Texto em que o autor apresenta e defende suas ideias e opiniões, a partir da interpretação de fatos e dados.

O carnaval de rua e o direito à cidade

Galo da Madrugada arrasta foliões na cidade do Recife - MARLON COSTA/FUTURA PRESS/ESTADÃO CONTEÚDO
Galo da Madrugada arrasta foliões na cidade do Recife Imagem: MARLON COSTA/FUTURA PRESS/ESTADÃO CONTEÚDO

Colunista do UOL

07/04/2022 16h42

No início da semana, a Prefeitura de São Paulo manteve decisão de janeiro deste ano de não realizar, sob sua organização, o carnaval de rua na cidade em 2022. Na ocasião, pesou o aumento do número de novos casos na pandemia da COVID-19 provocados pela variante Ômicron.

Ainda na segunda-feira, as seis entidades que representam quase 85% dos blocos de rua da cidade publicaram uma carta denominada "Carnaval de Rua Livre com Diversidade e Democracia". No documento, apontam que o cenário sanitário é mais promissor que aquele observado em janeiro, o que, inclusive, motivou a autorização de inúmeros eventos esportivos, religiosos e corporativos na capital paulista.

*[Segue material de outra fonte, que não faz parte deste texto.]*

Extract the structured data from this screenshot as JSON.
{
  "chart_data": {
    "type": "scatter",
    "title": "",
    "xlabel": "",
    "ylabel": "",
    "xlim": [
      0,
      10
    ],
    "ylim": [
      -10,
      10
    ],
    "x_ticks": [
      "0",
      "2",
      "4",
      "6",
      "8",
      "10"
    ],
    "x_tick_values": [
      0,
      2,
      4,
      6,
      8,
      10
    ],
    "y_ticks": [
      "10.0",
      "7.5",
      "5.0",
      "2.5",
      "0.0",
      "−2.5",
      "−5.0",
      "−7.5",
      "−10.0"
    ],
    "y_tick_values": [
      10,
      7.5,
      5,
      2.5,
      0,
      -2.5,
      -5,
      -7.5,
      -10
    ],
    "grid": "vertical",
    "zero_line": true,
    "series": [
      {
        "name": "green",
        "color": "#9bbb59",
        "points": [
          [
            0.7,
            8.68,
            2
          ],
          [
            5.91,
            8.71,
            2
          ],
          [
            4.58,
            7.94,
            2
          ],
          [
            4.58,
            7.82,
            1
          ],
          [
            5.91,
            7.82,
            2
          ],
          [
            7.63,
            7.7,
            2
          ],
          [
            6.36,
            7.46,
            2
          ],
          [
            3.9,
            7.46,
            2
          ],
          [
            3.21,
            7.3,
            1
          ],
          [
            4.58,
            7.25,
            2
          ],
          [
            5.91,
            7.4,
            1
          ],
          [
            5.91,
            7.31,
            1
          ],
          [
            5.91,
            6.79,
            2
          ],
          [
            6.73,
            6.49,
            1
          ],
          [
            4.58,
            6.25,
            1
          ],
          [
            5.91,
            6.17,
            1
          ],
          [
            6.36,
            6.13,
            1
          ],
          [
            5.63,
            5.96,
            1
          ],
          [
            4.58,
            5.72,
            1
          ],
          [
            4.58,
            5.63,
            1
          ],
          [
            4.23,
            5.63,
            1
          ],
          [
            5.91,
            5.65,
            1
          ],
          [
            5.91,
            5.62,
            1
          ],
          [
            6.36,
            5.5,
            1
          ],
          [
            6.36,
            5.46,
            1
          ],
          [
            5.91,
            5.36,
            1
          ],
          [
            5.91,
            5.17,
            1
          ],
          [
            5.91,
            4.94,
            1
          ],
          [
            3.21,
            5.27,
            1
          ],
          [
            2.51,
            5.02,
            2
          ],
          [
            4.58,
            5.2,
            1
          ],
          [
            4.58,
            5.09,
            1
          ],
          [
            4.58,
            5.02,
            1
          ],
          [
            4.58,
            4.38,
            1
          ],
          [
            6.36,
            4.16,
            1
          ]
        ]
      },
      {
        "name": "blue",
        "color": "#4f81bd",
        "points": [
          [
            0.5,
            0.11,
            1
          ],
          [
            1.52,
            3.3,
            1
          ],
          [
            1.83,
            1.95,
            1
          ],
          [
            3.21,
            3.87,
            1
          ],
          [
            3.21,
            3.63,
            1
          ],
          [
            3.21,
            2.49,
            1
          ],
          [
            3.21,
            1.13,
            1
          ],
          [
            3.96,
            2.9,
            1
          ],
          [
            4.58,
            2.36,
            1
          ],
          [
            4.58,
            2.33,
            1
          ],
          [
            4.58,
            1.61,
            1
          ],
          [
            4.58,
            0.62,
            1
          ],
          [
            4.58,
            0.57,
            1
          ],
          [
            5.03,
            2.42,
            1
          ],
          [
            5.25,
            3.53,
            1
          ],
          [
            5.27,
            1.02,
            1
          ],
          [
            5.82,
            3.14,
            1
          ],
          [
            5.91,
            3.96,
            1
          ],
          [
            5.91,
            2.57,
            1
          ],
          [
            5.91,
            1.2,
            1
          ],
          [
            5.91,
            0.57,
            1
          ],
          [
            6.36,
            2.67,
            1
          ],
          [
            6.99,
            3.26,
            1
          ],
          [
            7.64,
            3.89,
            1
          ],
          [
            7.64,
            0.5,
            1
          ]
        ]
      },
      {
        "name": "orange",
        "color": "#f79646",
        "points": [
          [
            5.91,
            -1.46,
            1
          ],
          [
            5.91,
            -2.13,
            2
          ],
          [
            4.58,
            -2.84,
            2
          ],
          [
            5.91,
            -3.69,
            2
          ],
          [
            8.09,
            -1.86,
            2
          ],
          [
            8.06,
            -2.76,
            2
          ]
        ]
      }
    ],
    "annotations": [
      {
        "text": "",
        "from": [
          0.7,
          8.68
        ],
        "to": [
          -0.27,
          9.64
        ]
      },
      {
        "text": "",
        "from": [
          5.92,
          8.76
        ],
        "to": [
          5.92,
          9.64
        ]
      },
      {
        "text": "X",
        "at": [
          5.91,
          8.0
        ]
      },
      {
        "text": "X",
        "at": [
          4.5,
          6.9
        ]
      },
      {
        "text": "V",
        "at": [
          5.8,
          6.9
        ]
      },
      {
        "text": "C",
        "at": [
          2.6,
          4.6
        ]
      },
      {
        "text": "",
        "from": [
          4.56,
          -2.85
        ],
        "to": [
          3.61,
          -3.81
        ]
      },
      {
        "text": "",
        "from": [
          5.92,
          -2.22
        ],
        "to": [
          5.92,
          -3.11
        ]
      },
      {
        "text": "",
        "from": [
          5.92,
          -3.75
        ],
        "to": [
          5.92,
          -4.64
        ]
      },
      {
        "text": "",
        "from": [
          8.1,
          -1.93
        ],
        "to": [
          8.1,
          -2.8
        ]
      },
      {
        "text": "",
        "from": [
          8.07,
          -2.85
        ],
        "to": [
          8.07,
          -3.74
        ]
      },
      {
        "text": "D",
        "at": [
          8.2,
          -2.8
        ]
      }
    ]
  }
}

A carta é também um manifesto em favor do carnaval de rua. Destaca sua diversidade e seu enraizamento cultural no Brasil. Essa é uma discussão que interessa muito ao debate sobre o direito à cidade, porque envolve aspectos que são relevantes para a qualidade da vida urbana: o direito ao lazer, a apropriação e fruição do espaço público, a visão da cidade como espaço de encontro e de troca.

O carnaval é, por concepção, um ritual. Mikhail Bakhtin, filósofo russo que se debruçou sobre o tema, indica que a festa surge na Idade Média como um ritual associado ao período que antecedia as colheitas, e que podia durar até 3 meses. O termo "carnaval", por sua vez, vem da junção de "Karne" ou "Karth" - lugar santo na tradição pagã - e "val" ou "wal" - morto, assassinado - sendo compreendida como a procissão dos deuses mortos ou destronados.

Nessa subversão da ordem, o carnaval sempre foi um período de liberdade que suspendia hierarquias, leis, etiquetas e restrições. O marginalizado se tornava soberano ao vestir-se com a fantasia de rei. A festa simboliza também o corpo coletivo, formado a partir das identidades individuais que se unem para celebrar o contato livre dos corpos.

Sua forma moderna é eminentemente urbana. A cidade é também um espaço hierarquizado e excludente e a sua tomada "subversiva" pelas pessoas que ocupam o lugar dos carros, nas ruas, abre a possibilidade de novas conexões com a cidade.

Para isso ocorrer de forma adequada, no entanto, é preciso haver um mínimo de intervenção do Estado. Organização pode não combinar com a extrapolação de limites, mas é evidente que adotar regras é indispensável para evitar problemas.

Desde a definição prévia dos percursos dos blocos, junto aos órgãos de mobilidade, para que os cidadãos evitem determinadas vias, até a intervenção das forças de segurança urbana para coibir atos de violência e excessos alcoólicos ou sonoros, a presença do Estado é indispensável.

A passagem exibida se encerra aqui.